Gundlach hat aus meiner Sicht mit seiner Anmerkung recht. Genauso wie die Tausenden an echten Atomsprengköpfen, könnte diese „nukleare Option“ ebenfalls das Leben auf dem Planten, so wie wir es kennen, zerstören. Aber diese Option bleibt mehr der Bluff im Pokerspiel. Denn das erste und hauptsächliche Opfer bei einer Panik an den Märkten würde die chinesische Zentralbank, die People’s Bank of China, selbst sein, die mit einem Schlag 1,2 Billionen US-Dollar an Vermögenswerten verlieren würde.

Zudem bleibt die Frage in dieser „neuen Normalität von ’schlechte Nachrichten sind gute Nachrichten'“ bestehen, ob ein solches „Alles auf den Markt werfen“ der Chinesen tatsächlich zu einem Crash führen würde. Denn schon seit längerem gibt es „besorgte Stimmen“, die die „schwindenden Reserven“ Chinas im Bezug auf US-Staatspapiere als Problem sehen. Und doch haben diese Verkäufe andere nicht davon abgehalten weiterhin US-Schulden aufzukaufen.

Erinnert sich noch jemand an die 750 Milliarden US-Dollar an US-Papieren Saudi-Arabiens, die in Folge des gemeinsamen „Petrodollararrangements“ aufgelaufen sind? Daran dass die Saudis bei der Veröffentlichung der bis dato geheimen 28 Seiten des 9/11-Berichts diese Papiere auf den Markt werfen wollten? Passiert ist bekanntlich nichts und es bleibt daher auch die Frage unbeantwortet, ob die Märkte einen solchen Abverkauf nicht „absorbieren“ könnten bzw. hätten. Denn bereits 2016 haben die Märkte die 20%-ige Reduzierung der chinesischen Bestände an US-Papieren „aufgefangen“.

Wir müssen bei all dem immer berücksichtigen, dass es sich hierbei um ein Spiel handelt. Im wahrsten Sinne des Wortes. Um eine Vertrauensspiel. Solange die Menschen an den US-Dollar glauben, solange ist der US-Dollar „sicher“. Solange die Menschen glauben, dass Washington seine Schulden zurückzahlen kann, solange besitzen diese Schulden einen „Wert“. Wenn sich also nichts an diesem Glauben ändert, würde selbst ein solcher Abverkauf von US-Staatspapieren für viele nur eine Kaufgelegenheit darstellen.

Nicht ein plötzlicher Abverkauf durch China treibt also Washington die Schweißperlen auf die Stirn.
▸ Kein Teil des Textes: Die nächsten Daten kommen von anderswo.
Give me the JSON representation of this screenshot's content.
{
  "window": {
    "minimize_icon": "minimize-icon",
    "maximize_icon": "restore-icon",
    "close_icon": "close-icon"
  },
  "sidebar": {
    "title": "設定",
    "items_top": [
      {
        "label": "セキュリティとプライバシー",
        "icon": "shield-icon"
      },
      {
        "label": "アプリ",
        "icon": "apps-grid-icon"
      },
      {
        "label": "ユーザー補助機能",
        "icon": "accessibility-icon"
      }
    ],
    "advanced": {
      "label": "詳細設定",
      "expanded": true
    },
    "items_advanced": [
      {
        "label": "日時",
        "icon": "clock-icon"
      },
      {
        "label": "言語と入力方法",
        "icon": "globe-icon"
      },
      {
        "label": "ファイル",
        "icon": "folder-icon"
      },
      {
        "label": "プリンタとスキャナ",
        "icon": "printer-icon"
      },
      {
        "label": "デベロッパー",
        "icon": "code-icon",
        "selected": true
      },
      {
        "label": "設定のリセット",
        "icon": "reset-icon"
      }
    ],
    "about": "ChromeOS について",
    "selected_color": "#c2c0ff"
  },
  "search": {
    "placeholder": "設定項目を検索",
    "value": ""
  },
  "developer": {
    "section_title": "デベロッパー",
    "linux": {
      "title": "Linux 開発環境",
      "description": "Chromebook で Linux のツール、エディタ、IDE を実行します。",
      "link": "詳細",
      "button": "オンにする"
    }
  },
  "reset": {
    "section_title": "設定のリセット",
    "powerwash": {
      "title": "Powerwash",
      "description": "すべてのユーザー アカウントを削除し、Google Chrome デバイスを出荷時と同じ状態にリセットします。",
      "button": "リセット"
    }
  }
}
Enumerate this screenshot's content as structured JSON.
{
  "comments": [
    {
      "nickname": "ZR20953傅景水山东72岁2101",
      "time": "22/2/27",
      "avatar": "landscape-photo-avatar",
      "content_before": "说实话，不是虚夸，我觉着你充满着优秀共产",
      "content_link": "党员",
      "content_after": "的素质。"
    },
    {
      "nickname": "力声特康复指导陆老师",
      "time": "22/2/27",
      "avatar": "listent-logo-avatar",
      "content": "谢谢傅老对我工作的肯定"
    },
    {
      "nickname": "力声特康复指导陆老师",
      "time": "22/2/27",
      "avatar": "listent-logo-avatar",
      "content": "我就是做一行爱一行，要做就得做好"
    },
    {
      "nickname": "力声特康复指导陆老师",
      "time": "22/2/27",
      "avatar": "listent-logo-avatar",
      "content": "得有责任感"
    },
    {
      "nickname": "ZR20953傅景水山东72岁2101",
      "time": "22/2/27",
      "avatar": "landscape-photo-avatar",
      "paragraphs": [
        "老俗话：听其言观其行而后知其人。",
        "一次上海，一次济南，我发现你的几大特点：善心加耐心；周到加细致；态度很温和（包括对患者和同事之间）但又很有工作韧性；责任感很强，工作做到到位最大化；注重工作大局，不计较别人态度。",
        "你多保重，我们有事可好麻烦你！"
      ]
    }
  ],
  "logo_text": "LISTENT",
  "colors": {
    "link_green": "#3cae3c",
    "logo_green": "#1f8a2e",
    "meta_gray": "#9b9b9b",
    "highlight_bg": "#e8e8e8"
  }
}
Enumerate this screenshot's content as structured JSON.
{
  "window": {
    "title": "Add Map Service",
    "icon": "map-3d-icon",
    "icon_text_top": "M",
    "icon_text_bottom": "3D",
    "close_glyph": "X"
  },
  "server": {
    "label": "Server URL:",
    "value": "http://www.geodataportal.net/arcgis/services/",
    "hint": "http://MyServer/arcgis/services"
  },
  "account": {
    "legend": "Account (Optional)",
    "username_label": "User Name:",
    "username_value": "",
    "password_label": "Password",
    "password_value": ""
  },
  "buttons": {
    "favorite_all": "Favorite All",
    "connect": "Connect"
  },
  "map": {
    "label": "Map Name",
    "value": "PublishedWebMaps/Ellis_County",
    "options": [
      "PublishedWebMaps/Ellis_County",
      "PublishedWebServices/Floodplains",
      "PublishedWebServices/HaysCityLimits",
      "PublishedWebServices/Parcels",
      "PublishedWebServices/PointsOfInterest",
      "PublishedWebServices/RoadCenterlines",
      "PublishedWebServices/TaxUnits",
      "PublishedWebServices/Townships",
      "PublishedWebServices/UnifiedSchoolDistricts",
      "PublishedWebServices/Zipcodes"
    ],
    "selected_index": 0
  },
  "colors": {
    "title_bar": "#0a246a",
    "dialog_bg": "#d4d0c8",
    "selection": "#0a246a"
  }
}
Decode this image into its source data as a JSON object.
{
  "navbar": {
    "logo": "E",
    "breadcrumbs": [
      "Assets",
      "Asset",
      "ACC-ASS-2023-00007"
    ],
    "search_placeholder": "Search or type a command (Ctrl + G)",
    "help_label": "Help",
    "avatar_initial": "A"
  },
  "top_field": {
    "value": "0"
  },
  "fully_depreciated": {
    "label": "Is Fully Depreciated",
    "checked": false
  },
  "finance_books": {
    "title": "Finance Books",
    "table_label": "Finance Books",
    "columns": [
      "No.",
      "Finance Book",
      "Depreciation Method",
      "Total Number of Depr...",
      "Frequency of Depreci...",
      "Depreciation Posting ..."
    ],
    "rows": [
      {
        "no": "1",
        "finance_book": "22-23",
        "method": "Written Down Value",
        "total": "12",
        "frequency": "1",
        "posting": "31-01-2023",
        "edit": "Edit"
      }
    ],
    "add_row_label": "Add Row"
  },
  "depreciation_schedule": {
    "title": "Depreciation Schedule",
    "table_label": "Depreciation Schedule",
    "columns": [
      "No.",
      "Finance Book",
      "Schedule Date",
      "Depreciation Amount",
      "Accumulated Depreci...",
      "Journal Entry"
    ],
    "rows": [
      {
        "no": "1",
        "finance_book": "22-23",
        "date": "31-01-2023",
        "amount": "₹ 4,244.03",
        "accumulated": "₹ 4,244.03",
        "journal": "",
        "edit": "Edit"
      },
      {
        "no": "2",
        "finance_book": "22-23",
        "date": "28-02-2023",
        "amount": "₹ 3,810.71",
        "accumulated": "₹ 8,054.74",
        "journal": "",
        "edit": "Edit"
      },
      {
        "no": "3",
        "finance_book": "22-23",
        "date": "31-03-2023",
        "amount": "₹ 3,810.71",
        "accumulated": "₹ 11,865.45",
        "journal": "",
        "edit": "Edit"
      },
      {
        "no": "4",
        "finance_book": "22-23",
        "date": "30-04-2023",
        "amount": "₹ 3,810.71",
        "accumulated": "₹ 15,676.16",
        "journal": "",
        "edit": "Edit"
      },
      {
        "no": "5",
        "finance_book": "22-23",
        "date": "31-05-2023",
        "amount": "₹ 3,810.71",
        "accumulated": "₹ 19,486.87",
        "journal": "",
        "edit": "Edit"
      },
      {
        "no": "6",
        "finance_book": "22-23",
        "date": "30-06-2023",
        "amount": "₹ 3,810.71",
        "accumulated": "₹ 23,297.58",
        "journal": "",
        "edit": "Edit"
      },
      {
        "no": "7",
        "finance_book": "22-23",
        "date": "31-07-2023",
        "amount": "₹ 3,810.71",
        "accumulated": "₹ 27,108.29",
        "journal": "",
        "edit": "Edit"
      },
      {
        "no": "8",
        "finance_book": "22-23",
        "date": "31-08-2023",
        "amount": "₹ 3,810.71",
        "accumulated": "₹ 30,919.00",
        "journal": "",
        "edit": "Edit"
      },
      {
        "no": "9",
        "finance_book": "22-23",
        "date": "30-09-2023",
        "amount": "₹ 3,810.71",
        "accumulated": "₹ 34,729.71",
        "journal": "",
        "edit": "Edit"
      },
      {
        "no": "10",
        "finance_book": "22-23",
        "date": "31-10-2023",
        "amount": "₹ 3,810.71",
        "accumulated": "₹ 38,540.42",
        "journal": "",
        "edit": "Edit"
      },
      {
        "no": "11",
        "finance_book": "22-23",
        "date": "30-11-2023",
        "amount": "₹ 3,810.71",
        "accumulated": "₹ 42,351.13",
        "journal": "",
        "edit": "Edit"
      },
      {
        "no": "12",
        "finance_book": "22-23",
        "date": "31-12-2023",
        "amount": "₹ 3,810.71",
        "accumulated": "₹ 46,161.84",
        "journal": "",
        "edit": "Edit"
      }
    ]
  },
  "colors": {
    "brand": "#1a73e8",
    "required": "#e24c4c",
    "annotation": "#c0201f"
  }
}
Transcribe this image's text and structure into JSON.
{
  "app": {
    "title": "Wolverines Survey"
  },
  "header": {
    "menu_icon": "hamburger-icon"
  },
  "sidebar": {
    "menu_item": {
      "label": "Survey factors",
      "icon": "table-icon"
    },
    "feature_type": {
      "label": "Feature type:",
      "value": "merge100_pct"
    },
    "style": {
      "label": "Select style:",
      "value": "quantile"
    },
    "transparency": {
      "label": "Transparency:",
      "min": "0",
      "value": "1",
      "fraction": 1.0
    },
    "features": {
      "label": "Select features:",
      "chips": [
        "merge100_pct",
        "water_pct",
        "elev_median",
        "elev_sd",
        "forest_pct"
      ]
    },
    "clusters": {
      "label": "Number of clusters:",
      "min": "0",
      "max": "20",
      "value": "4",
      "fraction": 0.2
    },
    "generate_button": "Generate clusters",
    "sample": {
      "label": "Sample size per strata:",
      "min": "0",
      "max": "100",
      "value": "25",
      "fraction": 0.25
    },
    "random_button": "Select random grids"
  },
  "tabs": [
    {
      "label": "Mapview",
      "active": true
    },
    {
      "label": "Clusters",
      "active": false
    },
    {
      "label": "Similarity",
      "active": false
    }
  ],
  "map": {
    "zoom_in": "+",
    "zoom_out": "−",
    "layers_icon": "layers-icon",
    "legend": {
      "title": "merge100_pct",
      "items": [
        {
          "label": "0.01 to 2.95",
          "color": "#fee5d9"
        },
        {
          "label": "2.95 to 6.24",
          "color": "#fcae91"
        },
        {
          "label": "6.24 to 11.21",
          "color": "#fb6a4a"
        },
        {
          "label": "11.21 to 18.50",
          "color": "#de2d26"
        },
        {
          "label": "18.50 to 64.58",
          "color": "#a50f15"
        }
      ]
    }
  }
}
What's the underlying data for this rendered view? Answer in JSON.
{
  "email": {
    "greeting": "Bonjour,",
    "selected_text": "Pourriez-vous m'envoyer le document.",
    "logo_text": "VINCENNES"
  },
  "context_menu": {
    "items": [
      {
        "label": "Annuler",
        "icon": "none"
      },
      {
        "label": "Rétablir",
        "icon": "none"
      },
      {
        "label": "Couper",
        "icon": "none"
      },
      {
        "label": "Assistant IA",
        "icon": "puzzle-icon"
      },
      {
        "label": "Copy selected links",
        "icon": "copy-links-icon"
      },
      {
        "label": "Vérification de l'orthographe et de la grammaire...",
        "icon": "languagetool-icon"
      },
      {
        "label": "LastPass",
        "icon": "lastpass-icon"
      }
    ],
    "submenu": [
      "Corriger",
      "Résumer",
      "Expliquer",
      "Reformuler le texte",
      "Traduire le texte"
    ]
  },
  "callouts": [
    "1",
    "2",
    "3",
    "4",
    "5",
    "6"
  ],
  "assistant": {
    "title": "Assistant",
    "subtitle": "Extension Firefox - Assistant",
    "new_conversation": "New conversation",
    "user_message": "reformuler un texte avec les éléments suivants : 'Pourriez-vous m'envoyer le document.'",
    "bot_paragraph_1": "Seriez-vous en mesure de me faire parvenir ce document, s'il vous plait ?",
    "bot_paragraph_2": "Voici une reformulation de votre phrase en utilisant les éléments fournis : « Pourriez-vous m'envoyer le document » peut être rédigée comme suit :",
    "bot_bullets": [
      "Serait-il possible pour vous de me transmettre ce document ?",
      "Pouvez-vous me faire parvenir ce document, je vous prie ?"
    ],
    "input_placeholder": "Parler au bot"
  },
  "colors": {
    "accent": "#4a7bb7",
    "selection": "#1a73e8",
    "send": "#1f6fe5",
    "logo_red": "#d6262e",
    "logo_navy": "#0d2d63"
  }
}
Nicht diese „nukleare Option“. Es ist eine ganz andere Baustelle.

Was wäre wenn China – statt alle US-Papiere auf den Markt zu werfen und sich damit selbst in den Fuß zu schießen – auf die Schaffung eines alternativen globalen Handelssystem aus wäre? Eines, das auf der Infrastruktur beruht, die China mittels seines riesigen Handelüberschusses mit den USA in allen Herren Ländern aufgebaut hat? Eines, das Dutzende an andere Staaten mit Vereinbarungen an Peking bindet? Eines, das es den Ländern erlaubt, den US-Dollar im Handel zu umgehen und in der eigenen Währung Handel zu treiben?

Denn genau das passiert aktuell. Mit OBOR und dem Petroyuan wird genau jene Strategie verfolgt und woran Peking seit Jahren still und heimlich arbeitet.

Das ist die echte „nukleare Option“. Nicht die Explosion des bisherigen Systems aufgrund irgendwelcher Abverkäufe macht den USA Sorgen. Vielmehr die Schaffung eines alternativen Systems. Und wenn dieses Projekt wirklich Früchte tragen sollte, dann spielt es keine Rolle mehr, ob China alle seine US-Papiere auf den Markt wirft. Es interessiert dann schlichtweg nicht mehr.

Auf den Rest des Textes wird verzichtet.